Desde esa noche trágica están exigiéndoles a las autoridades que den explicaciones, como si ellos fueran la Ley. Como si este Gobierno tuviera que hacer lo que los otros hicieron: salir corriendo a ver cuáles eran los requerimientos de Magnetto. Eso era antes, Héctor. Se terminó para siempre esa Argentina, andá viendo si te anoticiás. Los presidentes anteriores eran funcionales a los reclamos del conglomerado monopólico, pero este no. Las pasadas elecciones dejaron en claro cuál es la situación en referencia a lo poco que la sociedad les cree. El problema aquí es que ellos crearon una realidad alternativa, y no saldrán de ella ni siquiera ante la apabullante realidad que los desborda. Ese es el problema de ser formadores de opinión y de haber guiado desde las sombras los destinos del país, cuando el nivel de conciencia cambia y la gente comienza a descreer de los monopolios ellos se mantienen con firmeza en sus posiciones, y no salen de allí por nada del mundo.

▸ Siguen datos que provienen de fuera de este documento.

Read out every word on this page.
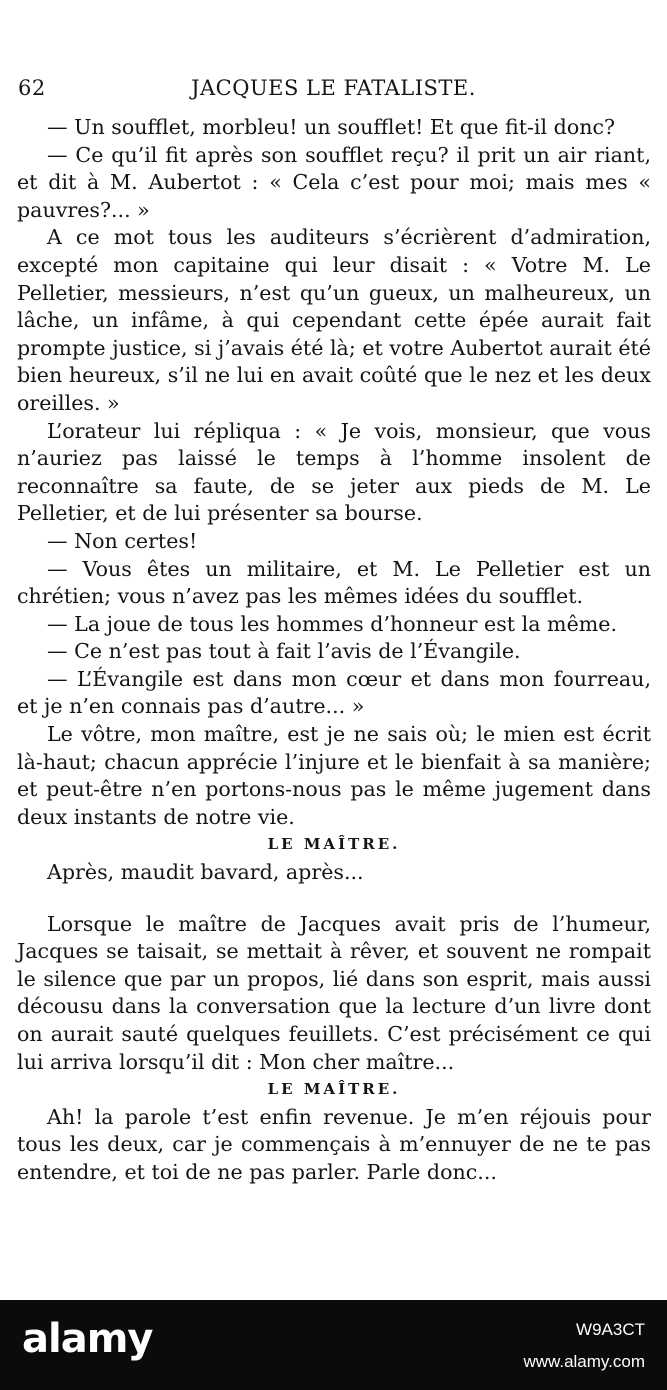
62	JACQUES LE FATALISTE.

— Un soufflet, morbleu! un soufflet! Et que fit-il donc?

— Ce qu’il fit après son soufflet reçu? il prit un air riant, et dit à M. Aubertot : « Cela c’est pour moi; mais mes « pauvres?... »

A ce mot tous les auditeurs s’écrièrent d’admiration, excepté mon capitaine qui leur disait : « Votre M. Le Pelletier, messieurs, n’est qu’un gueux, un malheureux, un lâche, un infâme, à qui cependant cette épée aurait fait prompte justice, si j’avais été là; et votre Aubertot aurait été bien heureux, s’il ne lui en avait coûté que le nez et les deux oreilles. »

L’orateur lui répliqua : « Je vois, monsieur, que vous n’auriez pas laissé le temps à l’homme insolent de reconnaître sa faute, de se jeter aux pieds de M. Le Pelletier, et de lui présenter sa bourse.

— Non certes!

— Vous êtes un militaire, et M. Le Pelletier est un chrétien; vous n’avez pas les mêmes idées du soufflet.

— La joue de tous les hommes d’honneur est la même.

— Ce n’est pas tout à fait l’avis de l’Évangile.

— L’Évangile est dans mon cœur et dans mon fourreau, et je n’en connais pas d’autre... »

Le vôtre, mon maître, est je ne sais où; le mien est écrit là-haut; chacun apprécie l’injure et le bienfait à sa manière; et peut-être n’en portons-nous pas le même jugement dans deux instants de notre vie.

LE MAÎTRE.

Après, maudit bavard, après...

Lorsque le maître de Jacques avait pris de l’humeur, Jacques se taisait, se mettait à rêver, et souvent ne rompait le silence que par un propos, lié dans son esprit, mais aussi décousu dans la conversation que la lecture d’un livre dont on aurait sauté quelques feuillets. C’est précisément ce qui lui arriva lorsqu’il dit : Mon cher maître...

LE MAÎTRE.

Ah! la parole t’est enfin revenue. Je m’en réjouis pour tous les deux, car je commençais à m’ennuyer de ne te pas entendre, et toi de ne pas parler. Parle donc...

alamy	W9A3CT
www.alamy.com
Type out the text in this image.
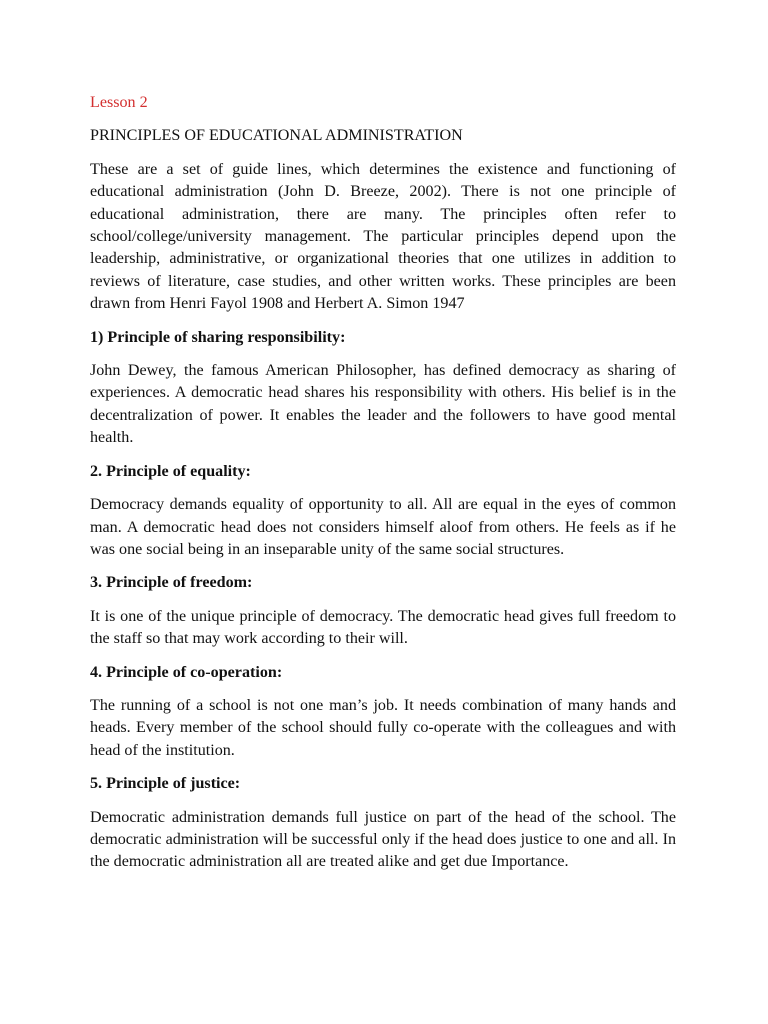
Lesson 2

PRINCIPLES OF EDUCATIONAL ADMINISTRATION

These are a set of guide lines, which determines the existence and functioning of educational administration (John D. Breeze, 2002). There is not one principle of educational administration, there are many. The principles often refer to school/college/university management. The particular principles depend upon the leadership, administrative, or organizational theories that one utilizes in addition to reviews of literature, case studies, and other written works. These principles are been drawn from Henri Fayol 1908 and Herbert A. Simon 1947

1) Principle of sharing responsibility:

John Dewey, the famous American Philosopher, has defined democracy as sharing of experiences. A democratic head shares his responsibility with others. His belief is in the decentralization of power. It enables the leader and the followers to have good mental health.

2. Principle of equality:

Democracy demands equality of opportunity to all. All are equal in the eyes of common man. A democratic head does not considers himself aloof from others. He feels as if he was one social being in an inseparable unity of the same social structures.

3. Principle of freedom:

It is one of the unique principle of democracy. The democratic head gives full freedom to the staff so that may work according to their will.

4. Principle of co-operation:

The running of a school is not one man’s job. It needs combination of many hands and heads. Every member of the school should fully co-operate with the colleagues and with head of the institution.

5. Principle of justice:

Democratic administration demands full justice on part of the head of the school. The democratic administration will be successful only if the head does justice to one and all. In the democratic administration all are treated alike and get due Importance.
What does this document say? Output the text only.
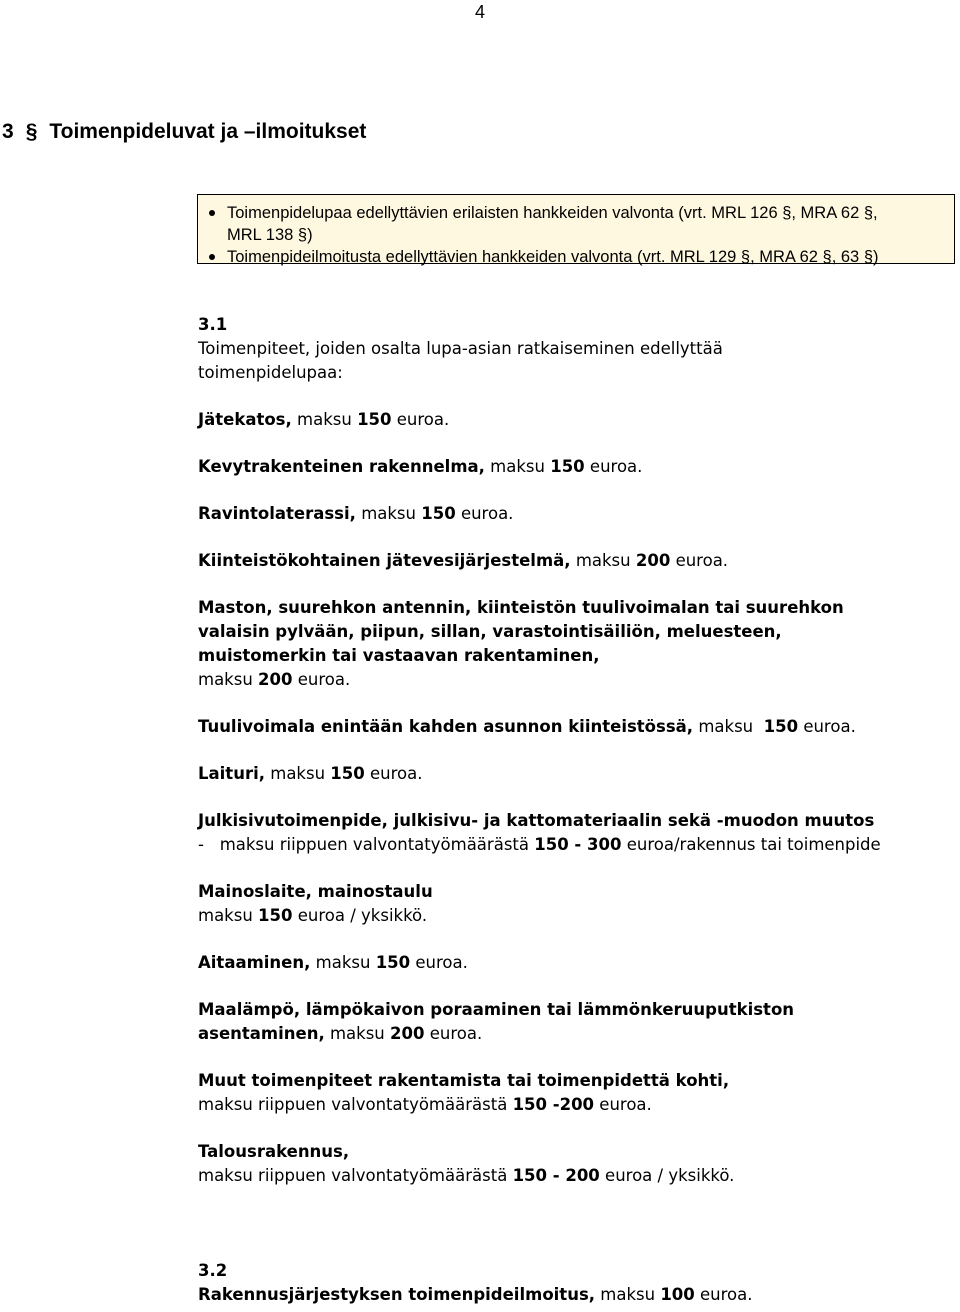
4
3 § Toimenpideluvat ja –ilmoitukset
Toimenpidelupaa edellyttävien erilaisten hankkeiden valvonta (vrt. MRL 126 §, MRA 62 §,
MRL 138 §)
Toimenpideilmoitusta edellyttävien hankkeiden valvonta (vrt. MRL 129 §, MRA 62 §, 63 §)

3.1

Toimenpiteet, joiden osalta lupa-asian ratkaiseminen edellyttää

toimenpidelupaa:

Jätekatos, maksu 150 euroa.

Kevytrakenteinen rakennelma, maksu 150 euroa.

Ravintolaterassi, maksu 150 euroa.

Kiinteistökohtainen jätevesijärjestelmä, maksu 200 euroa.

Maston, suurehkon antennin, kiinteistön tuulivoimalan tai suurehkon

valaisin pylvään, piipun, sillan, varastointisäiliön, meluesteen,

muistomerkin tai vastaavan rakentaminen,

maksu 200 euroa.

Tuulivoimala enintään kahden asunnon kiinteistössä, maksu 150 euroa.

Laituri, maksu 150 euroa.

Julkisivutoimenpide, julkisivu- ja kattomateriaalin sekä -muodon muutos

-   maksu riippuen valvontatyömäärästä 150 - 300 euroa/rakennus tai toimenpide

Mainoslaite, mainostaulu

maksu 150 euroa / yksikkö.

Aitaaminen, maksu 150 euroa.

Maalämpö, lämpökaivon poraaminen tai lämmönkeruuputkiston

asentaminen, maksu 200 euroa.

Muut toimenpiteet rakentamista tai toimenpidettä kohti,

maksu riippuen valvontatyömäärästä 150 -200 euroa.

Talousrakennus,

maksu riippuen valvontatyömäärästä 150 - 200 euroa / yksikkö.

3.2

Rakennusjärjestyksen toimenpideilmoitus, maksu 100 euroa.
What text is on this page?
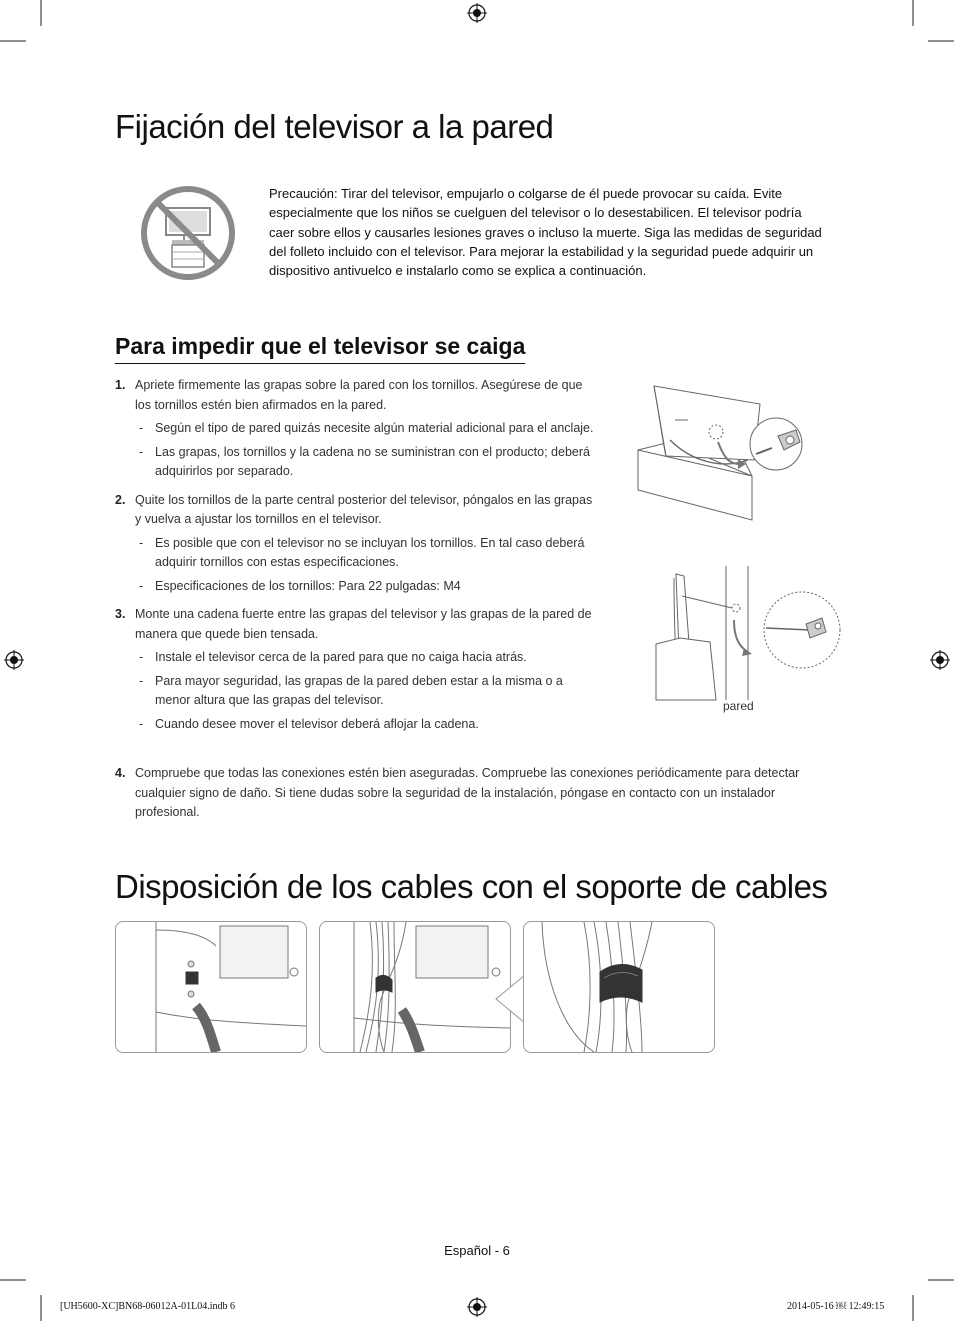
Fijación del televisor a la pared
Precaución: Tirar del televisor, empujarlo o colgarse de él puede provocar su caída. Evite especialmente que los niños se cuelguen del televisor o lo desestabilicen. El televisor podría caer sobre ellos y causarles lesiones graves o incluso la muerte. Siga las medidas de seguridad del folleto incluido con el televisor. Para mejorar la estabilidad y la seguridad puede adquirir un dispositivo antivuelco e instalarlo como se explica a continuación.
Para impedir que el televisor se caiga
1. Apriete firmemente las grapas sobre la pared con los tornillos. Asegúrese de que los tornillos estén bien afirmados en la pared.
- Según el tipo de pared quizás necesite algún material adicional para el anclaje.
- Las grapas, los tornillos y la cadena no se suministran con el producto; deberá adquirirlos por separado.
2. Quite los tornillos de la parte central posterior del televisor, póngalos en las grapas y vuelva a ajustar los tornillos en el televisor.
- Es posible que con el televisor no se incluyan los tornillos. En tal caso deberá adquirir tornillos con estas especificaciones.
- Especificaciones de los tornillos: Para 22 pulgadas: M4
3. Monte una cadena fuerte entre las grapas del televisor y las grapas de la pared de manera que quede bien tensada.
- Instale el televisor cerca de la pared para que no caiga hacia atrás.
- Para mayor seguridad, las grapas de la pared deben estar a la misma o a menor altura que las grapas del televisor.
- Cuando desee mover el televisor deberá aflojar la cadena.
4. Compruebe que todas las conexiones estén bien aseguradas. Compruebe las conexiones periódicamente para detectar cualquier signo de daño. Si tiene dudas sobre la seguridad de la instalación, póngase en contacto con un instalador profesional.
pared
Disposición de los cables con el soporte de cables
Español - 6
[UH5600-XC]BN68-06012A-01L04.indb 6	2014-05-16 ￼ 12:49:15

Yo les decía que debía hacer un esfuerzo sin precedentes para no caer en el insulto barato, aun sabiendo que es lo menos que se merecen, al menos hasta que algún día las leyes los pongan donde se merecen. ¿Cómo se puede relatar sin caer en el agravio la deleznable actuación de esos “periodistas” que hacen suya la guerra de su patrón y se tornan más clarinistas que el propio Clarín? Ver a Bonelli haciéndose el dolido, el apesadumbrado, mientras trata subrepticiamente de guiar las respuestas de sus invitados hacia donde él quiere y se siente cómodo me llena de repugnancia. Simplemente verlos tan serviles y ciegos es algo que deprime, y me hace añorar un mundo sin la hegemonía de estos seres que convierten a la profesión de periodistas y a la misma raza humana en algo olvidable.
Ya no soporto verlos utilizar algo tan trágico y conmovedor como el asesinato de Candela. Ni siquiera respetan algo tan escalofriante. ¿Qué se les puede pedir luego de esto? ¿Hay retorno desde ese lugar? ¿Se puede algún día salir de ese espacio infame sin máculas? No creo. Por eso me da repugnancia verlos comportarse como si todo en la vida se centrara en sus intereses. Y me pregunto cuánto se le pagará a alguien para que haga ese papel tan infame y denigrante. ¿Vendrá discriminado en sus recibos de sueldo los honorarios por ser serviles? ¿Cobrarán más cuanto más canallas sean?
Por eso insisto: tienen cientos de políticos de distintos colores partidarios; abogados, ex presidentes, opinólogos, filósofos, otros periodistas etc. Todos ellos les son funcionales y obsecuentes sin problemas, y están disponibles para seguir siendo usados. Pueden seguir usufructuando libremente a todos esos peleles, no es necesario meterse con un hecho tan desagradable como lo ocurrido con Candela. Por favor, Clarín, con Candela no.